Вечером пришлось поить всех чаем. Мужчины пришли веселые, бодрые, с разговорами об отравленных отрубях, которые превосходно действуют. Сжигательные аппараты тоже пригодились. Эффендиев согнал всю округу, рабочих рук оказалось так много, что даже канавы и волокуши производили некоторое действие. «Унтер» криво отражал видимое, от него было жарко, как на солнцепеке, но из окон, затянутых сетками, сочились прохлада и дальний шум. Славка выпил семь стаканов чая и съел три фунта хлеба. Сало достал из кармана, гремевшего ключами и инструментами. Юноша удивил необыкновенным аппетитом и самоуверенностью. К тому же он успел сообщить, что, подработав на этой киноэкспедиции и вернувшись, женится.

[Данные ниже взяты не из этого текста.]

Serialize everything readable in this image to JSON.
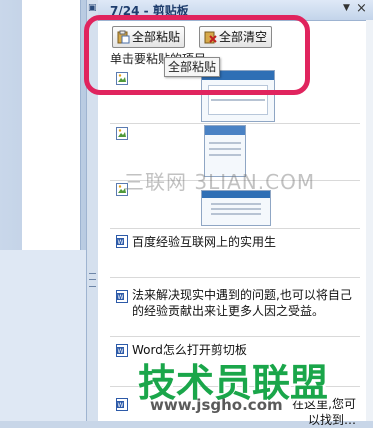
{
  "panel": {
    "title": "7/24 - 剪贴板",
    "dropdown_icon": "chevron-down-icon",
    "close_label": "×"
  },
  "toolbar": {
    "paste_all_label": "全部粘贴",
    "clear_all_label": "全部清空"
  },
  "tooltip": "全部粘贴",
  "list_label": "单击要粘贴的项目",
  "items": [
    {
      "type": "image",
      "icon": "picture-icon"
    },
    {
      "type": "image",
      "icon": "picture-icon"
    },
    {
      "type": "image",
      "icon": "picture-icon"
    },
    {
      "type": "text",
      "icon": "word-icon",
      "text": "百度经验互联网上的实用生"
    },
    {
      "type": "text",
      "icon": "word-icon",
      "text": "法来解决现实中遇到的问题,也可以将自己的经验贡献出来让更多人因之受益。"
    },
    {
      "type": "text",
      "icon": "word-icon",
      "text": "Word怎么打开剪切板"
    },
    {
      "type": "text",
      "icon": "word-icon",
      "text": "在这里,您可以找到…"
    }
  ],
  "watermarks": {
    "top": "三联网 3LIAN.COM",
    "logo": "技术员联盟",
    "url": "www.jsgho.com"
  },
  "colors": {
    "highlight": "#e0245e",
    "titlebar": "#c3d4ea",
    "logo_green": "#1aa64a"
  }
}
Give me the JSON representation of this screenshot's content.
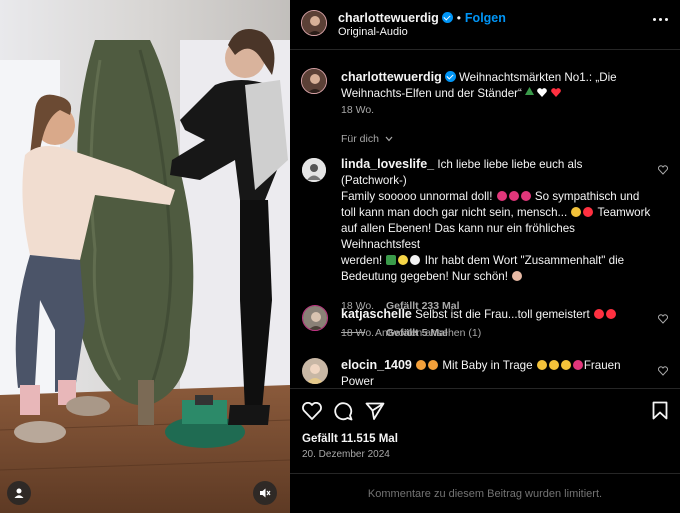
{
  "post": {
    "username": "charlottewuerdig",
    "follow_label": "Folgen",
    "audio_label": "Original-Audio",
    "caption": "Weihnachtsmärkten No1.: „Die Weihnachts-Elfen und der Ständer“",
    "caption_age": "18 Wo.",
    "sort_label": "Für dich",
    "likes_label": "Gefällt 11.515 Mal",
    "date_label": "20. Dezember 2024",
    "comments_limited": "Kommentare zu diesem Beitrag wurden limitiert."
  },
  "comments": [
    {
      "username": "linda_loveslife_",
      "lines": [
        "Ich liebe liebe liebe euch als (Patchwork-)",
        "Family sooooo unnormal doll!",
        "So sympathisch und",
        "toll kann man doch gar nicht sein, mensch...",
        "Teamwork",
        "auf allen Ebenen! Das kann nur ein fröhliches Weihnachtsfest",
        "werden!",
        "Ihr habt dem Wort \"Zusammenhalt\" die",
        "Bedeutung gegeben! Nur schön!"
      ],
      "age": "18 Wo.",
      "likes": "Gefällt 233 Mal",
      "replies": "Antworten ansehen (1)"
    },
    {
      "username": "katjaschelle",
      "text": "Selbst ist die Frau...toll gemeistert",
      "age": "18 Wo.",
      "likes": "Gefällt 5 Mal"
    },
    {
      "username": "elocin_1409",
      "text_a": "Mit Baby in Trage",
      "text_b": "Frauen Power"
    }
  ],
  "colors": {
    "accent": "#0095f6",
    "background": "#000000",
    "divider": "#262626",
    "secondary_text": "#a8a8a8",
    "like_red": "#ff3040"
  },
  "icons": [
    "more-options-icon",
    "heart-icon",
    "comment-icon",
    "share-icon",
    "bookmark-icon",
    "user-tag-icon",
    "mute-icon",
    "chevron-down-icon",
    "verified-badge-icon"
  ]
}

— Вам восемнадцать лет. Мы в ваше время… — начал вяло и насмешливо Муханов.

— Знаю, что вы затрубите, слышали! — прервал его Славка. — В наше время для мальчишек легкомысленных замужних дамочек не припасено. Нам и вкус адюльтера не известен.

Все оторопели. Славка победоносно заявил Бродину:

— Потопали, хозяева, спать! У нас нервы городские.

Крейслер удержал Мальвину Моисеевну:

— Посидите, я вас провожу.

Та прижала заворчавшую Лильку и кокетливо обнажила маслянистое плечо. Муханов лениво острил, вспоминая названия селений:

— Все какие-то Рустемы и Зорабы кругом, словно Жуковского проходишь.

Таня громко смеялась. Веремиенко сидел черный. Траянов беседовал с Эффендиевым, никто не заметил, как в их углу разгорелся спор.

— Да, широко, исторически она вас, как нацию, и угнетала. Но вы-то лично должны быть этой культуре благодарны. Жертвами военного коммунизма средняя, центральная Россия, та самая, которая угнетала, а теперь ведет к социализму, — она расплатилась со всеми. Да и может ли культура угнетать? Придется сузить вопрос, свести к государственности.

Но тут Эффендиев встал и, совершенно неучтиво сославшись на благоразумие предшествовавших товарищей, заявил, что уходит спать. Старик, растерянно улыбаясь, придвинулся к столу. Крейслер поймал его смущенный взгляд.

— Вам трудно освоиться с растущими новыми отношениями, — шутливо сказал он. — Простота, — не желают выслушивать до конца то, что кажется несущественным. Мы же с вами тревожимся другими мыслями, и то, что вы сказали, мне очень близко. Что привело меня в Россию и что удерживает теперь здесь, в удручающей нищете, в дьявольской работе без отдыха и срока, ответственной, неблагодарной? До границы тридцать верст, скарба у нас — в охапке унести можно, так что же привязывает? То, у чего нет ни веса, ни меры, — желание участвовать.